Qual è la reale situazione della concessione rilasciata a un privato per un tratto di scogliera nella zona di Quarto Caldo a San Felice Circeo? È un quesito, questo, al vaglio anche della Procura della Repubblica di Latina e la documentazione è sotto la lente del sostituto procuratore Giuseppe Miliano. Quest'ultimo ha infatti richiesto al gip la riapertura del fascicolo che precedentemente era stato archiviato in quanto le innovazioni realizzate sulla concessione (oggetto di un accertamento dei carabinieri forestali) sarebbero state rimosse.
All'attenzione della Procura c'è la concessione demaniale per un tratto di scogliera a ridosso di via delle Batterie. In base a quell'atto, il titolare della società beneficiaria della concessione ha installato alcuni cartelli con cui vieta la "permanenza" nella zona. Oltre a ciò, sono stati effettuati anche alcuni interventi di manutenzione (ad esempio su una piscina in muratura sugli scogli), è stata installata una telecamera di videosorveglianza che guarda verso la scogliera e sono stati anche "arruolati" dei vigilantes per il servizio di guardiania.

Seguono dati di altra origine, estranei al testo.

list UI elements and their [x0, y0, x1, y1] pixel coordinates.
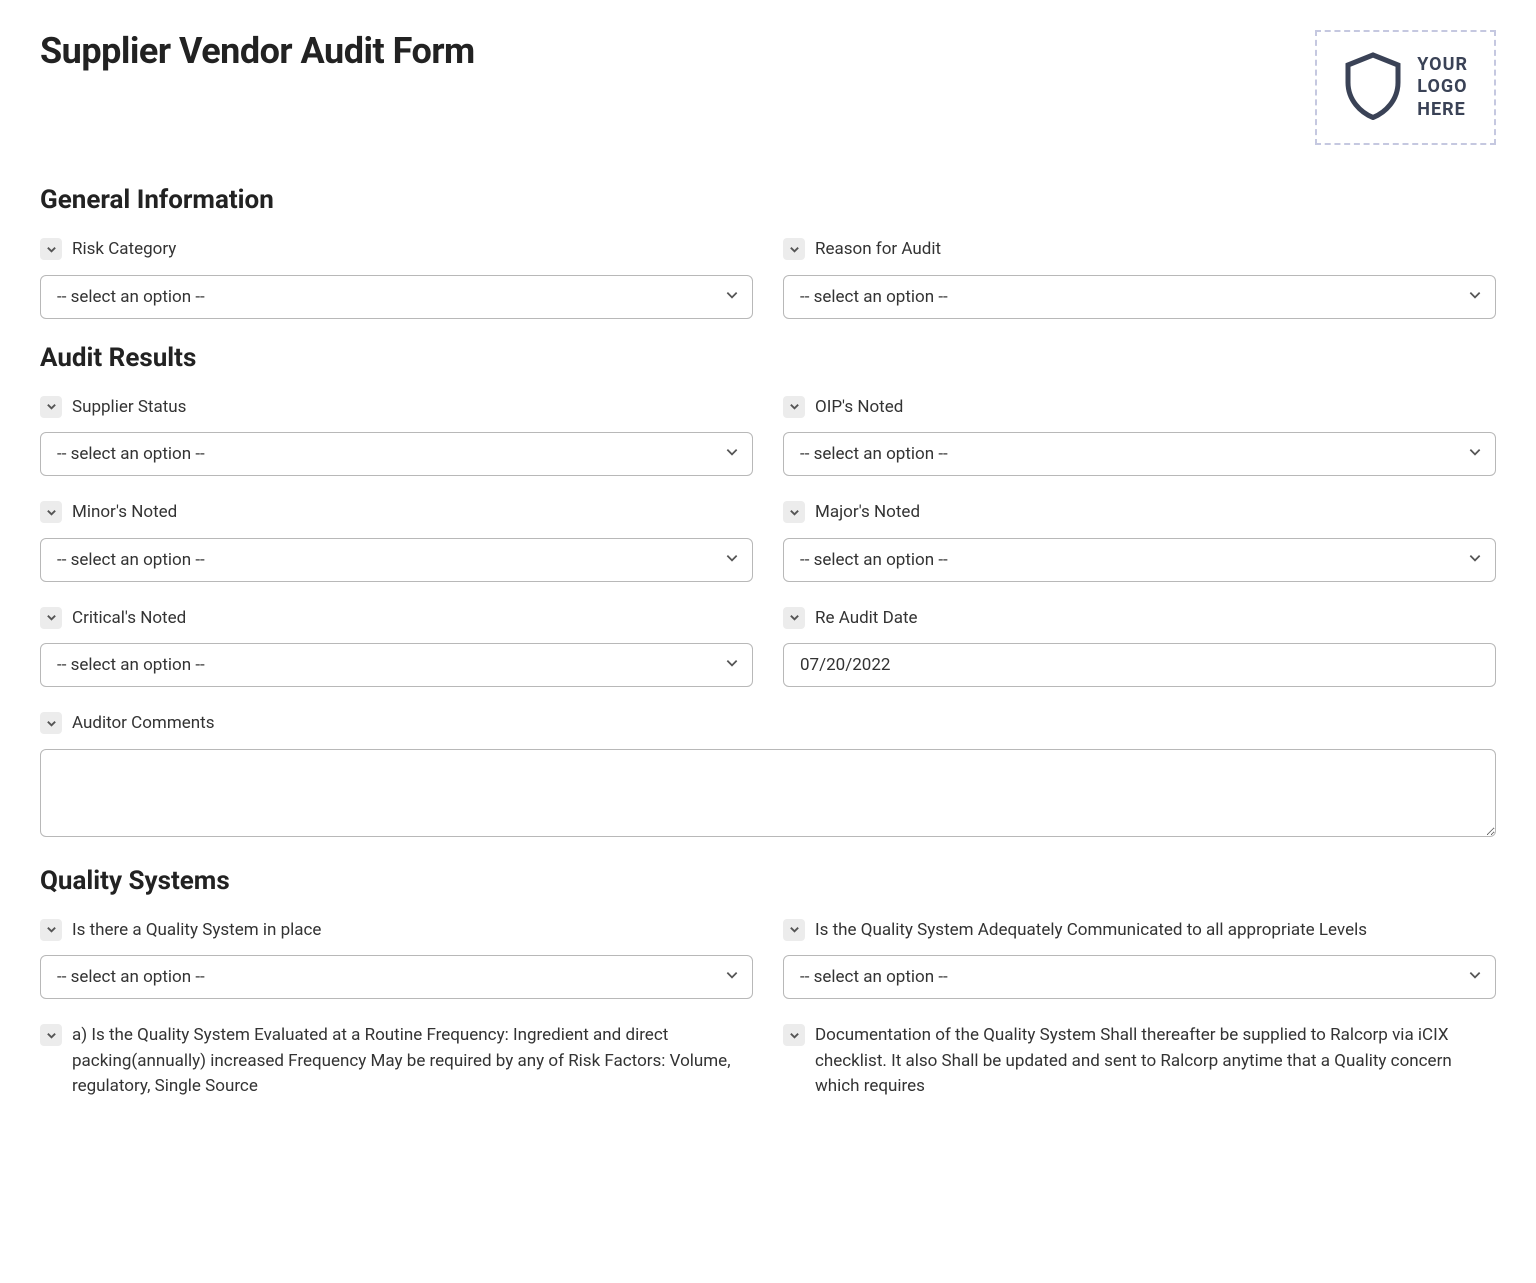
shield-icon: [1343, 50, 1403, 125]
collapse-toggle[interactable]: [40, 712, 62, 734]
select-qs-in-place[interactable]: [40, 955, 753, 999]
textarea-auditor-comments[interactable]: [40, 749, 1496, 837]
select-risk-category[interactable]: [40, 275, 753, 319]
collapse-toggle[interactable]: [40, 919, 62, 941]
logo-text-line3: HERE: [1417, 99, 1468, 122]
select-qs-communicated[interactable]: [783, 955, 1496, 999]
collapse-toggle[interactable]: [40, 396, 62, 418]
label-reason-for-audit: Reason for Audit: [815, 237, 941, 263]
label-oips-noted: OIP's Noted: [815, 395, 903, 421]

La situazione delle Casette ha subito destato interesse. I cittadini si sono mobilitati più volte con sit-in spontanei (l'ultimo qualche giorno fa) e anche la politica si è mobilitata. A fine maggio un esposto in Procura del M5S e poi nei giorni scorsi anche un'interrogazione a firma del consigliere regionale Gaia Pernarella. Tra i quesiti posti: la validità della concessione demaniale, la compatibilità urbanistica degli interventi effettuati e così via. Anche i consiglieri di minoranza Eugenio Saputo, Luciano Magnanti ed Egidio Calisi hanno presentato un'interrogazione indirizzata al sindaco Giuseppe Schiboni e a diversi responsabili di settore. Nella stessa, i tre chiedono per quale motivo il Comune abbia ritenuto di dover chiedere lumi alla Regione per funzioni che da quest'ultima gli sono state delegate. Oltre a ciò, domande anche su aspetti urbanistici. Dal Comune di San Felice, infine, una diffida alla società concessionaria per rimuovere eventuali strutture e attrezzature, nonché per lasciare libera la fascia di cinque metri dal mare. Ora sulla concessione della scogliera indaga anche la Procura.